I had the same question, and other people before us on this forum too.

I think that the confusion comes from the fact that coming from the self-attention video, we think of the vectors q<i>=Wq*x<i> as “queries”, like if it were asking one specific question (What? When? …). While in fact, from what I read here and on other threads, I understand that q<i> vectors a merely thought of as “query-like encodings” and then, each W1Q*q<i>, W2Q*q<i> etc… can be viewed as a one specific question (the same question for every i, given a WjQ matrix.

Can anyone validate this interpretation, or point out where it would be wrong?

Thanks!

I think confusions come from Andrew’ video. That’s “intuitions” to talk about the concept to be easily understandable. That’s a great contents to lower the hurdle for the deep learning.
Once, you successfully grasp the concepts, then, I recommend to go through the original paper to under stand its architecture and implementation.

The paper says that,

  • Self-attention, sometimes called intra-attention is an attention mechanism relating different positions of a single sequence in order to compute a representation of the sequence.
  • An attention function can be described as mapping a query and a set of key-value pairs to an output, where the query, keys, values, and output are all vectors

The above clearly describes what Transformer is doing, i.e., creating relationships among words in a single sentence (self-attention), and creating relationships of words in a source sentence and a target sentence (attention in Decorder).
For “intuitions”, Andrews used “question”, but it means “relation”.

Here is the basic definitions.

  • q^{<i>} is the i-th word (as a vector) in a sentence, and consists of “word vector” and “position encoding”.
  • q^{<i>}W_h^Q is a weighted vector for MHA h, and consists of “word vector” and “position encoding”. That represents a single word.

And, same to k, and v for self-attention. (In the case of “attention” in Decoder which translates English-French, q comes from a self-attention in a decoder, and k,v comes from Encoder.)

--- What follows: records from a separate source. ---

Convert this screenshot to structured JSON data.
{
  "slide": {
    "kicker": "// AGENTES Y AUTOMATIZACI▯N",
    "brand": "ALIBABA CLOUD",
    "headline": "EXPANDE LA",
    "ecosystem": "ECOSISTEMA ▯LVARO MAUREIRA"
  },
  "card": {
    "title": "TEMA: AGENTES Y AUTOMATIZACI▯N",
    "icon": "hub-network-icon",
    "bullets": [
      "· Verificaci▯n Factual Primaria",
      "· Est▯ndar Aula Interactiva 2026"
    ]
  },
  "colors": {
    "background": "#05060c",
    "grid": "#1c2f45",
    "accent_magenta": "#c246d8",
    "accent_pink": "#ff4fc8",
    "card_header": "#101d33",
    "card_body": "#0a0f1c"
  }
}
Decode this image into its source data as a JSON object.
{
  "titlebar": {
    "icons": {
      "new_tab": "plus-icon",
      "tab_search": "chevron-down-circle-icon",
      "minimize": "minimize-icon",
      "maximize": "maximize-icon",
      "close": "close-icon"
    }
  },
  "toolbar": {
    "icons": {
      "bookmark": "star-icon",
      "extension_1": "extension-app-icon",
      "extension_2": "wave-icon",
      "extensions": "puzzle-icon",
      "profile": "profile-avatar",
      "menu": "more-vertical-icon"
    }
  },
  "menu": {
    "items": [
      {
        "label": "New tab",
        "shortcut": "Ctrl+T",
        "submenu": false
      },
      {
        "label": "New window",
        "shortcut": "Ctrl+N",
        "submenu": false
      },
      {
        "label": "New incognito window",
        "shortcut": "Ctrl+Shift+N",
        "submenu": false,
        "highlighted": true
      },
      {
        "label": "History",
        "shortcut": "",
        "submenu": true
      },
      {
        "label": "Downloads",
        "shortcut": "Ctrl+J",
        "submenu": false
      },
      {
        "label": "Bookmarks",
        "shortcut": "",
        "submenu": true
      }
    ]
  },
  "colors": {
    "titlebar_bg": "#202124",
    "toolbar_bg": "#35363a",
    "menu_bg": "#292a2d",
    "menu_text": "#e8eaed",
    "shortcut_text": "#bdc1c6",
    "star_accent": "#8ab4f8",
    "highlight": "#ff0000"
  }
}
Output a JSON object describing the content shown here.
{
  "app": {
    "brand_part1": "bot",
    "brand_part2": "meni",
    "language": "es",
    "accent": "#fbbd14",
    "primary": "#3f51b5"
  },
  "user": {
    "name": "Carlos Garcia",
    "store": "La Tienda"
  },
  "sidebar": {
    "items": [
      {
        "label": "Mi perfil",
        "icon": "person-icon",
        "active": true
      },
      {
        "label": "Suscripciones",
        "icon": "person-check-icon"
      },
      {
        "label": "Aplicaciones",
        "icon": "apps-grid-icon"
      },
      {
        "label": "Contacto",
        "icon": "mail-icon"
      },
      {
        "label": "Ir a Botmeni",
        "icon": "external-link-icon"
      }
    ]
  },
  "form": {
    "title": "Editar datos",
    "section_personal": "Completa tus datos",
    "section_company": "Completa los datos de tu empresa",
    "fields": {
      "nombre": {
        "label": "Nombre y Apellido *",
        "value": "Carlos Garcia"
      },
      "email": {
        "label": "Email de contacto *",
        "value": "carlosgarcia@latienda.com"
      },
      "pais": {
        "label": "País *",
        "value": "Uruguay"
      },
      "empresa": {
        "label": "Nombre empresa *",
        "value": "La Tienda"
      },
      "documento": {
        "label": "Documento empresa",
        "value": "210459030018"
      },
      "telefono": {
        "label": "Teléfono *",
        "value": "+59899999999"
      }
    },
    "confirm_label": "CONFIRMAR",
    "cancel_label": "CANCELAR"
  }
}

What we want to calculate is which k^{<i>}W_h^K has a strong relationship with a given q^{<i>}W_h^Q. So, it can be said as a “question” (a single word) as you wrote, but, actually “relationship”. So, it’s a probability distribution in k to show how each word is related to q^{<i>}W_h^Q.

Then, back to your question, the difference between q^{<i>} and q^{<i>}W_h^Q is “weighted” or not (and separated for each head). Both represent one word in a sentence. It may be viewed as a question (again, single word) for k, but, it is to calculate a probability distribution in k^{<i>}W_h^K to be associated with q^{<i>}W_h^Q.

As the next step, my recommendation is to go through an original paper.
“Intuitions” is just for grasping an overview. Even Andrew, it is difficult to go in detail with a limited time.

If you have further questions after reading a paper, I’m happy to discuss with you in this forum.

Nice - I haven’t read the paper yet, but based on the discussion above and your comment about ‘dimension reduction’ - I think essentially the encoder reduces dimensionality of input vector from (say) N dimensional space to H (= number of heads) dimensional space. Where each H is like a principal component of that N-dimensional space, trying to capture one or a combination of latent features from that N-dimensional space. This also makes sense as to why only X matrix is needed.

Based on your graph, seems that the intuition in “Self attention” lecture is correct. The “Multi-head attention” lecture is a bit misleading because actually q^{<1>}W^{Q}_1 = x^{<1>}W^{Q}_1. From my understanding, W_h^Q, W_h^K, W_h^V are weights related to a class of similar questions like questions about actions and q^{<1>}W^{Q}_h is a more specific question like actions related to Paris.